According to research in the field of chronobiology, attention span after midnight drops considerably.
This dramatically raises your risk of making mistakes and having an accident.
Most one-way road accidents occur during nighttime, and accidents in factories are 20 percent more likely to occur on the night shift.
Doctors at the University of California, San Diego, have found that losing a few hours of sleep not only makes you feel tired during the following day but can also affect the immune system, possibly impairing the body’s ability to fight infection.
Since immunity diminishes with tiredness, your body is unable to defend itself against bacteria, microbes, and viruses and cannot cope with the build-up of harmful substances in the body.
Frequent tiredness and low energy precede any type of chronic disease and most acute illnesses, including cancer, heart disease, multiple sclerosis, chronic fatigue syndrome, AIDS, the common cold, and the flu.
An ever-increasing number of children are the victims of sleep deprivation and its consequences.
The critical role of sleep and sleep disturbances in child development has been repeatedly demonstrated.
According to published research, psychopathology in children could result from or be exacerbated by insufficient sleep and consequent fatigue and sleepiness.
There exists a particularly strong relationship between sleep problems and neuropsychological functioning in children.
Sleep disruptions have often been implicated in attention deficit hyperactivity disorder (ADHD) in children because sleep deprivation and the resultant sleepiness could lead to ADHD-like symptoms.
There are clear indications that learning and attention skills could be significantly compromised by insufficient sleep or sleep disruption.
This is in no way limited to children only.
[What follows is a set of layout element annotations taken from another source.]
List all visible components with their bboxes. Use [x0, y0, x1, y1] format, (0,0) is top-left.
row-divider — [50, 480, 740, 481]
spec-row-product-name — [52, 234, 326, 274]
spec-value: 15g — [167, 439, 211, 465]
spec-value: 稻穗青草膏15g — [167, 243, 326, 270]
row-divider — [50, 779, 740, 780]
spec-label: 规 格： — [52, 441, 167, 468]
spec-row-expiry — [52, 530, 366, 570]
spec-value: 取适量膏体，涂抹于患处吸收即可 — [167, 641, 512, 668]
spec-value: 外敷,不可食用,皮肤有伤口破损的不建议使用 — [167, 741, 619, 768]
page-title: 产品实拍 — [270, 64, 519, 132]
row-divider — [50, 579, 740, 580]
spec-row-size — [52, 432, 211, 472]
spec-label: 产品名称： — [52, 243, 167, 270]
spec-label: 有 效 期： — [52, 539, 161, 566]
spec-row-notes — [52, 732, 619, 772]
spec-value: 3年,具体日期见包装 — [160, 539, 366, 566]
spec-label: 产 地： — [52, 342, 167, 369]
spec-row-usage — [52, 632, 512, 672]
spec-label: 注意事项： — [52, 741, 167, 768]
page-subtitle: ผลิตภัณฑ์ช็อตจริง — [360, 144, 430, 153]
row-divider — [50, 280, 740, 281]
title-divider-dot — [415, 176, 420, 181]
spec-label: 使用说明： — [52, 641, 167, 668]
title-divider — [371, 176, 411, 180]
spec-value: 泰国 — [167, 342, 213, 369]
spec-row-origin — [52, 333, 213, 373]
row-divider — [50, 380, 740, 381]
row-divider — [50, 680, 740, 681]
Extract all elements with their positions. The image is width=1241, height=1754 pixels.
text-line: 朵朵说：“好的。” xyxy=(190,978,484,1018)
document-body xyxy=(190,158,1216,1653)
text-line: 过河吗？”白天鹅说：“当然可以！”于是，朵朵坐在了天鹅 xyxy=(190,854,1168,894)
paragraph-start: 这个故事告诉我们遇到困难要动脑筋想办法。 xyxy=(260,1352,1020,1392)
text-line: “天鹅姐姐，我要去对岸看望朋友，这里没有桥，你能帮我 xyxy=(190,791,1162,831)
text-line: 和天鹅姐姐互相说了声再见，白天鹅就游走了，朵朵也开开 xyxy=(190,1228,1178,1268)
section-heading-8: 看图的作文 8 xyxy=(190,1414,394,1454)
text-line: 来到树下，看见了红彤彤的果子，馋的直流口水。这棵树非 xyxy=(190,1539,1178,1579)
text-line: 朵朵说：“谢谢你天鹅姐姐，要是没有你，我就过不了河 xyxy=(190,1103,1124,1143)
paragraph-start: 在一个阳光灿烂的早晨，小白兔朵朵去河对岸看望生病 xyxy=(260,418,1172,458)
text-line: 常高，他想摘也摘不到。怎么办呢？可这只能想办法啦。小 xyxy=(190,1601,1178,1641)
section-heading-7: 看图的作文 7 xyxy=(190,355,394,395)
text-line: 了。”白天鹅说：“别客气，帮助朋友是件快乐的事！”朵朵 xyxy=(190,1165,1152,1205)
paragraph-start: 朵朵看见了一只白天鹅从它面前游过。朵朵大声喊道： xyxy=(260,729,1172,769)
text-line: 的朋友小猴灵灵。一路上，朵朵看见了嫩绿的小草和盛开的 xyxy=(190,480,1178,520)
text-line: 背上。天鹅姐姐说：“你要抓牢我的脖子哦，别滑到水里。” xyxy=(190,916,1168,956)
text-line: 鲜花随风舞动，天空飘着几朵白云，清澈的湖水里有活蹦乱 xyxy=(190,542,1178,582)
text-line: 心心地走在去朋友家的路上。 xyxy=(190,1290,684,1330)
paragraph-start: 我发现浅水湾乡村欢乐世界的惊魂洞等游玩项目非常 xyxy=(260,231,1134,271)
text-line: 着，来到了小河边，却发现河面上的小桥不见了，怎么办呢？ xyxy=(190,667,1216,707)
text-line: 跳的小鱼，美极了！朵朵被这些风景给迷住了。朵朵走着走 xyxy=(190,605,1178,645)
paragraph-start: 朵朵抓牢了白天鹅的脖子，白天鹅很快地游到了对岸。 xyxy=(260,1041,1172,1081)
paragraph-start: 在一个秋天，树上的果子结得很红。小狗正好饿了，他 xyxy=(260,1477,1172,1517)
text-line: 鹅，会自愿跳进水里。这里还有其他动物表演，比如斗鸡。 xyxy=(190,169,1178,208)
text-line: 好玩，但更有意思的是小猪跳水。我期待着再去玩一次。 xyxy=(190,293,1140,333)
Most tiredness results from missing out on two hours of sleep before midnight.
Any treatment of disease that does not include natural “deep sleep therapy” cannot lead to lasting success, since the body’s healing system itself, the immune system, depends on proper, healthy sleeping cycles to be vital and efficient.
Pitta, which controls AGNI, the digestive fire, also becomes disturbed when you regularly eat your dinner late or have snacks during Pitta (night) time.
Consequently, Pitta will be disrupted also during the following lunchtime, which causes disturbances in the liver, spleen, gallbladder, stomach, and pancreas.